Dr. Ahnsmann warf einen kurzen Blick auf ihre Notizen. Dann sah sie mich wieder an.
„Du hast also mehrere Jahre bei deinem Onkel gelebt. Wer hat noch in dem Haus gelebt? Nur ihr beide?“
Ich nickte. „Das erste Jahr hat noch seine Frau mit bei uns gelebt, aber die hat sich dann von ihm getrennt. “
Die Psychologin notierte sich etwas. „Wie war das für dich? Mochtest du deine Tante?“
Ich dachte nach. Ja, ich mochte sie eigentlich. Sie konnte aber mich nie besonders leiden.
„Es war eine nicht ganz so schwere Zeit, als sie noch nicht getrennt waren. Aber meine Tante war nie einverstanden, dass ich einziehen sollte. Mein Onkel war das meiner Mutter allerdings schuldig.“
„Warum war er deiner Mutter das denn schuldig?“, hakte die Ärztin nach.
„Sie hatten vor meiner Zeit mal eine Affäre, in welcher sie schwanger wurde und er wollte, dass sie abtrieb. Sie wollte das Kind eigentlich behalten, weil sie mit meinem Vater lange nicht schwanger werden konnte und das nicht kaputtmachen wollte, als es - zwar mit meinem Onkel - endlich klappte.“, wiederholte ich das, was meine Eltern mir erzählt hatten.
Ich realisierte, wie verkorkst meine Familie tatsächlich war.
Seltsam, dass einem das immer erst auffällt, wenn man es ausspricht.
„Und deine Tante, die hat deinen Onkel dann verlassen, weil er deiner Mutter den Gefallen getan hat?“, fragte sie, während sie auf ihren Notizen schrieb.
Ich zuckte die Schultern: „Das weiß ich nicht. Ich vermute es. Kate konnte nie schwanger werden und wollte kein fremdes Kind in ihrem Haus.“
Dr. Ahnsmann nickte langsam. „Wie hat sie dich spüren lassen, dass sie dich nicht haben möchte?“
„Mir gegenüber hat sie nie etwas gesagt, auch wenn sie nie liebevoll war. Aber ich weiß, dass sie oft mit Peter wegen mir stritt. Das hat mein Onkel mir all die Jahre immer wieder vorgeworfen. Dass ich seine Ehe zerstört hätte...“, sagte ich und spürte die Schuld auf meinen Schultern.
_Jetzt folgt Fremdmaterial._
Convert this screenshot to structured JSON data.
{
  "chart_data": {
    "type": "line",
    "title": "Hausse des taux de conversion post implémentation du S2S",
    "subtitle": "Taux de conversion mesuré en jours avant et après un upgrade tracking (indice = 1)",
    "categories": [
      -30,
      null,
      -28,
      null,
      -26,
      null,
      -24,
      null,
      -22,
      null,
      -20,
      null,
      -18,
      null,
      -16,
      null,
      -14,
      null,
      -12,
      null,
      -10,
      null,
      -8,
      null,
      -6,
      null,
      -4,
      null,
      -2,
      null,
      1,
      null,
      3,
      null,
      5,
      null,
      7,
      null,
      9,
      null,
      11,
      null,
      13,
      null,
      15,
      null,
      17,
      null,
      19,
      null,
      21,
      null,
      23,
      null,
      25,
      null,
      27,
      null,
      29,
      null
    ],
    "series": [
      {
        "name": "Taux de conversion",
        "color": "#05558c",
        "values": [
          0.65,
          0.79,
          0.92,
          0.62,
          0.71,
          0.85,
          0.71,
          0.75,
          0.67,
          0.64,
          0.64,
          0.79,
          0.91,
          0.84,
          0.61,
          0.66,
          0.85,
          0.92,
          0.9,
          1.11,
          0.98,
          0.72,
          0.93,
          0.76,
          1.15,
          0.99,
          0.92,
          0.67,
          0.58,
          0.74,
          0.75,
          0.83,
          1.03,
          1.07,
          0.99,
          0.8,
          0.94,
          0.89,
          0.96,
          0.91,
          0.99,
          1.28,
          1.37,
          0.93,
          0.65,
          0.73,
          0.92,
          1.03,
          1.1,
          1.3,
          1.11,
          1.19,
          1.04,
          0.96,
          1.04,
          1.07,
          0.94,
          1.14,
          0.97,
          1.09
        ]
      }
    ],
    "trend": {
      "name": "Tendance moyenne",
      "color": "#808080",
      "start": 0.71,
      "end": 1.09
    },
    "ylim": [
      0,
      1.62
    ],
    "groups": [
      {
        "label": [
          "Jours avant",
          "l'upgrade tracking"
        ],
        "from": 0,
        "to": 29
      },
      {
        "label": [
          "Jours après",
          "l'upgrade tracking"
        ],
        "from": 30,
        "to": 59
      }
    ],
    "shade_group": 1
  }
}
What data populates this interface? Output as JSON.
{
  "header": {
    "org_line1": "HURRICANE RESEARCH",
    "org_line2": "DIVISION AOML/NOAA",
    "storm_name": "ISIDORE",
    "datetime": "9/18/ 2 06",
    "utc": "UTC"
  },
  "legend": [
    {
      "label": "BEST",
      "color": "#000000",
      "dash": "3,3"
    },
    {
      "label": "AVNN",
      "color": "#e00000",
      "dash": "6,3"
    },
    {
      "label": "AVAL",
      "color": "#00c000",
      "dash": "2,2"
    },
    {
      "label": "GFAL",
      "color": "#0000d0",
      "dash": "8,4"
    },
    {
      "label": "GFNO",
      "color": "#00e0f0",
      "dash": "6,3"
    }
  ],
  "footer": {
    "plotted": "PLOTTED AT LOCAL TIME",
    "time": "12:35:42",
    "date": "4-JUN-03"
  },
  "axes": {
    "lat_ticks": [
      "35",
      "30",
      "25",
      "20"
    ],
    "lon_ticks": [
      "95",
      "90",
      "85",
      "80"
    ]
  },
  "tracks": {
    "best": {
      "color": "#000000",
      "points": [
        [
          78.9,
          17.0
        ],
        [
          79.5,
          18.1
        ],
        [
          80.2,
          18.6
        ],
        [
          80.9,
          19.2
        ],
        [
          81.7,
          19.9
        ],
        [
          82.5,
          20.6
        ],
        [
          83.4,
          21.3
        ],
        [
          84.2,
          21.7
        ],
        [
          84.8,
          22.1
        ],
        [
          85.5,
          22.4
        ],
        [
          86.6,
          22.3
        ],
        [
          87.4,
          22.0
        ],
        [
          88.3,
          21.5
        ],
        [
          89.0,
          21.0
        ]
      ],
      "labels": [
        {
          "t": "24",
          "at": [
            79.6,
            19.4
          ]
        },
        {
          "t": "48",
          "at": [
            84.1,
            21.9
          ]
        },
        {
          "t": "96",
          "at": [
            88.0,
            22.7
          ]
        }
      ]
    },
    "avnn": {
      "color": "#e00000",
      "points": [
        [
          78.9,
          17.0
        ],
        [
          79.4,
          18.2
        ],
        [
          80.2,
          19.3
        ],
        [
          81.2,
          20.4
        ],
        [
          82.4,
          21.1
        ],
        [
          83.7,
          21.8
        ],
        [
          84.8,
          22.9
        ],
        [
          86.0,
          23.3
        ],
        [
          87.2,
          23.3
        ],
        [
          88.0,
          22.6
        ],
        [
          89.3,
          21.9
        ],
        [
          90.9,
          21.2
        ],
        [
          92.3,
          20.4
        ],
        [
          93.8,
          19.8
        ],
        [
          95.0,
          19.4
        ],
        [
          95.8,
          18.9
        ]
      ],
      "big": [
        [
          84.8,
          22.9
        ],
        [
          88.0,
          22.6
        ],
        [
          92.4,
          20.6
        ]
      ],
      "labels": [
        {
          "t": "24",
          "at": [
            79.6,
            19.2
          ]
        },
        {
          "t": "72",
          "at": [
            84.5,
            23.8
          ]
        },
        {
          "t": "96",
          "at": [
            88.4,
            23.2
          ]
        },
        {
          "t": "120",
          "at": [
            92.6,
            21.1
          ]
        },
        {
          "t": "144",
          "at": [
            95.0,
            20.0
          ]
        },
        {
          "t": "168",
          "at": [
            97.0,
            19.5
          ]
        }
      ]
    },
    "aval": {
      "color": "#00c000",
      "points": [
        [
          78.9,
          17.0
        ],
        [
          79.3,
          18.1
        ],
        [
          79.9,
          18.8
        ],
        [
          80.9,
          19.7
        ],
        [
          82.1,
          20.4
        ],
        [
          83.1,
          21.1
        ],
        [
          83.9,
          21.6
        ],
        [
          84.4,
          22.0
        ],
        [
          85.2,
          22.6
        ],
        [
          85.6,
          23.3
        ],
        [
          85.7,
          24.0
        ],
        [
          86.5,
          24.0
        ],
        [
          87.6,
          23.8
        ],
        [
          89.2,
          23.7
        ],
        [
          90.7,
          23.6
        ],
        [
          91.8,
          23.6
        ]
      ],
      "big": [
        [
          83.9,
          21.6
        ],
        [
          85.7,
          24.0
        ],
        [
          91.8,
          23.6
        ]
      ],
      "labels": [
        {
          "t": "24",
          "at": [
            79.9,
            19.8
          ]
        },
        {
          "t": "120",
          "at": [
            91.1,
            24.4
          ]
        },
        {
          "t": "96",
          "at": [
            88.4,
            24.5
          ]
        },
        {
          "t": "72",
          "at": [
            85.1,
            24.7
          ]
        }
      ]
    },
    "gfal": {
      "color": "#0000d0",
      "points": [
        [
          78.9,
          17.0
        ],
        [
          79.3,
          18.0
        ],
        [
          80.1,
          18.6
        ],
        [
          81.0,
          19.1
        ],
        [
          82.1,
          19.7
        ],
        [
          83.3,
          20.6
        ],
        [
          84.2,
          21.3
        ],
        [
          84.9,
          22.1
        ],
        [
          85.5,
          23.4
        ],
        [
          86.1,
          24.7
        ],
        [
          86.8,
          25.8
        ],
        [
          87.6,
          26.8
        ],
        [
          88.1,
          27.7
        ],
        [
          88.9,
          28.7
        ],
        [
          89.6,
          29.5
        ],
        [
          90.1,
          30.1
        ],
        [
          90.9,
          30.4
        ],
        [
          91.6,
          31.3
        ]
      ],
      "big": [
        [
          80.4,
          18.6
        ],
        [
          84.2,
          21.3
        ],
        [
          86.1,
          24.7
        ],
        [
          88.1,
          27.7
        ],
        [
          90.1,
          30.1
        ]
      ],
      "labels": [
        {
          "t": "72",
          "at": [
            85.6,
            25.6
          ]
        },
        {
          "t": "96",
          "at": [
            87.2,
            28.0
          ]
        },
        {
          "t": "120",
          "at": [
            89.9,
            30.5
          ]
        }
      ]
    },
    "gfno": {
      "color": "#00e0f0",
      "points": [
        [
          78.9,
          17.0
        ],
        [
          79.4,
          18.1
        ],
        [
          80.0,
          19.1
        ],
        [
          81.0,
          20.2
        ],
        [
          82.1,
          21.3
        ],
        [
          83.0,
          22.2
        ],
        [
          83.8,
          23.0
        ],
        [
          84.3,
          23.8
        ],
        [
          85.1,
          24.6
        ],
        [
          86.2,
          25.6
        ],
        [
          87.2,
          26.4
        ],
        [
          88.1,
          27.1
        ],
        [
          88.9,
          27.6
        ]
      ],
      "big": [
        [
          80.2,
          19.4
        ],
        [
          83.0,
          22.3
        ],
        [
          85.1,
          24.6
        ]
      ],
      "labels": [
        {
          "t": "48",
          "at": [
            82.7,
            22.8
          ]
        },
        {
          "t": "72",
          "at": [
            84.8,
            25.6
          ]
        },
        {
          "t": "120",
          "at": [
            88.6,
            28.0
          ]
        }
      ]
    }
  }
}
„Wenn dein Onkel sehr wütend war, wie hat sich das dann geäußert? Dir gegenüber?“, wollte sie wissen.
Ihre Stimme war sanft.
Sie gab mir das Gefühl, dass es keine große Sache war, endlich darüber zu sprechen.
Ich hatte jedoch Angst, sie würde mir nicht glauben.
Andererseits, was war schon dabei? Fiona hatte ich es bei unserem letzten Treffen auch erzählt. Wenn auch total knapp und kurz bevor ich aus der Situation fliehen konnte.
Das konnte ich hier nicht, meine Zeit war noch nicht abgelaufen.